Michelle Rempel Conservative Calgary Nose Hill, AB

I move:

That the Committee proceed to resume the agreed upon meetings in accordance with the motion passed on June 2, 2021.

12:10 p.m.

Liberal

The Chair Liberal Ron McKinnon

Thank you.

Is there any debate on this? I see a number of hands up. I don't know if they're up regarding this motion or not.

12:10 p.m.

Conservative

Michelle Rempel Conservative Calgary Nose Hill, AB

On a point of order, Chair, it's a non-debatable motion.

12:10 p.m.

Liberal

The Chair Liberal Ron McKinnon

No, it's not a non-debatable motion. It's not a motion to adjourn the debate. It's a separate motion completely—

12:10 p.m.

Conservative

Michelle Rempel Conservative Calgary Nose Hill, AB

It is a dilatory motion, Chair, on a point of order. I challenge your ruling.

12:10 p.m.

Liberal

The Chair Liberal Ron McKinnon

It is debatable as it stands.

Anyway we—

12:10 p.m.

Conservative

Michelle Rempel Conservative Calgary Nose Hill, AB

I challenge your ruling.

12:10 p.m.

Liberal

The Chair Liberal Ron McKinnon

I hear you. Thank you so much.

The question is this: Shall the decision of the chair that this is a debatable motion be sustained?

(Ruling of the chair overturned: nays 6; yeas 5)

It looks like it's the will of the committee that this is not a debatable motion. Therefore, we will go to the vote.

(Motion agreed to: yeas 6; nays 5)

12:10 p.m.

Liberal

The Chair Liberal Ron McKinnon

Thank you, committee.

Ms. O'Connell, go ahead on a point of order, please.

12:15 p.m.

Liberal

Jennifer O'Connell Liberal Pickering—Uxbridge, ON

Mr. Chair, I'd like to get some clarification from the clerk.

I get that we went through those votes, but how can members of a committee determine whether something is debatable or not? If that was the case, then every single debate could be shut down and parliamentary privilege would be an issue.

Mr. Chair, I'm going to put it on notice that the members who just voted to make a debatable motion non-debatable just potentially infringed on our parliamentary privilege to debate.

Members opposite may have the majority of the votes, but they don't get to rewrite the rules. They don't get to override privilege. I would suggest that you confer with the clerk about the actual technicality of what just happened here. If not, as I've said, I will be giving notice of a breach of privilege by the members just now. I suggest you confer—

12:15 p.m.

Conservative

Michelle Rempel Conservative Calgary Nose Hill, AB

On that point of order, Chair—

12:15 p.m.

Liberal

Jennifer O'Connell Liberal Pickering—Uxbridge, ON

Excuse me, Ms. Rempel Garner, I have the floor. You like to make up your own rules, but you have not been recognized—

12:15 p.m.

Conservative

Michelle Rempel Conservative Calgary Nose Hill, AB

That's the Liberal government, actually.

12:15 p.m.

Liberal

Jennifer O'Connell Liberal Pickering—Uxbridge, ON

—so I don't want to be interrupted again.

Thank you.

Mr. Chair, can you please confer with the clerk to determine if members' privilege was just breached?

12:15 p.m.

Liberal

The Chair Liberal Ron McKinnon

Ms. Rempel Garner, go ahead on the point of order.

12:15 p.m.

Conservative

Michelle Rempel Conservative Calgary Nose Hill, AB

Yes, I would just like to remind colleagues that there are three types of dilatory motions, which means non-debatable motions: adjourn debate, adjourn a meeting or proceed to whatever.

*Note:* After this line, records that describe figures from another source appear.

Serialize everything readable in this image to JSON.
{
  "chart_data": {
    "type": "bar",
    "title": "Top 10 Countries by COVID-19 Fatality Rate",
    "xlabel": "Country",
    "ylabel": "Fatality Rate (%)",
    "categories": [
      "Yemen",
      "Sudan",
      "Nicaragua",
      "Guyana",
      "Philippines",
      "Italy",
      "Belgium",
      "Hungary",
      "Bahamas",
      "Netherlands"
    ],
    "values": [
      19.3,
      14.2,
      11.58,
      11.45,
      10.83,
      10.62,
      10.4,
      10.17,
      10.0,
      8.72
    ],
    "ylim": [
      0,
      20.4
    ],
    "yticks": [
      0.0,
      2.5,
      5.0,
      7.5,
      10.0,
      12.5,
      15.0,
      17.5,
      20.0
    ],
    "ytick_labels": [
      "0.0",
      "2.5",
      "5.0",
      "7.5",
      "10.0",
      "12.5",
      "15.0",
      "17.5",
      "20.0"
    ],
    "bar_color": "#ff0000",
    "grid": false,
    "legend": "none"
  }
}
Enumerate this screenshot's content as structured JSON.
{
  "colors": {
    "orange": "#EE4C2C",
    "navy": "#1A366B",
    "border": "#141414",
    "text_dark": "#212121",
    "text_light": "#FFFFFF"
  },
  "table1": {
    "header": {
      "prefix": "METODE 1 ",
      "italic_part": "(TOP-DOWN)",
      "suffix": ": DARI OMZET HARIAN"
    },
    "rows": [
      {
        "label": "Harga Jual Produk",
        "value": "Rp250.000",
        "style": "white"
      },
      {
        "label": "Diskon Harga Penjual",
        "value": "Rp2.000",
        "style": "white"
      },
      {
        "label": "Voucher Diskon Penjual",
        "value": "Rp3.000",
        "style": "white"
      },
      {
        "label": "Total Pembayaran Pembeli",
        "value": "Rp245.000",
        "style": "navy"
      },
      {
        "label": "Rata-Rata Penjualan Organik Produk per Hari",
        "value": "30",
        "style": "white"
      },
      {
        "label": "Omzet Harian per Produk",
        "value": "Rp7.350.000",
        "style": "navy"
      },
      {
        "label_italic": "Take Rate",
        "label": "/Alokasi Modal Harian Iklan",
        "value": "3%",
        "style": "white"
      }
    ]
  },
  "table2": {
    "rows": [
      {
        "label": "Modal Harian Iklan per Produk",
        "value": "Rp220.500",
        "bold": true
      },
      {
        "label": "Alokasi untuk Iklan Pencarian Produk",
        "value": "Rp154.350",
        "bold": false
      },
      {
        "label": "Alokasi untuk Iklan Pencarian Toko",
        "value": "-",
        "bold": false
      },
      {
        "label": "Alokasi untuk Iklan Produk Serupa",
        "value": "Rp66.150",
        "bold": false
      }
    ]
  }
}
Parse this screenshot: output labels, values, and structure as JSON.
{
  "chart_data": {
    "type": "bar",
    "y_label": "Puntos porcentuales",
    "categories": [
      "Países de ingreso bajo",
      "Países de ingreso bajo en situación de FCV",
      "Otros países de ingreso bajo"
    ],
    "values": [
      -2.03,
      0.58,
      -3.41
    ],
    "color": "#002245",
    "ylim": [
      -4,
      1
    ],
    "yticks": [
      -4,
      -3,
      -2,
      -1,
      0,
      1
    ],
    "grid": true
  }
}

I did move a motion that was that the committee proceed to, which was on an already agreed upon matter of business in the committee, so it is in fact a non-debatable motion. This is why members raised a challenge to your ruling, which was incorrect, as it was a dilatory motion. Members who voted against the sustainment of your ruling actually were voting in favour of sustaining our parliamentary privilege, because your ruling was incorrect. Now there has been a vote that has passed. We need to move on to the matter of business that was at hand earlier today.

Again, for the member to say that privilege has been breached, it's a little rich, given that what we were debating, which they were trying to filibuster, was the release of documents that the government refuses to provide to the committee under a House order.

We now need to have the witnesses here so that we can proceed with the questioning, as was originally scheduled on Friday. This is just ridiculous at this point.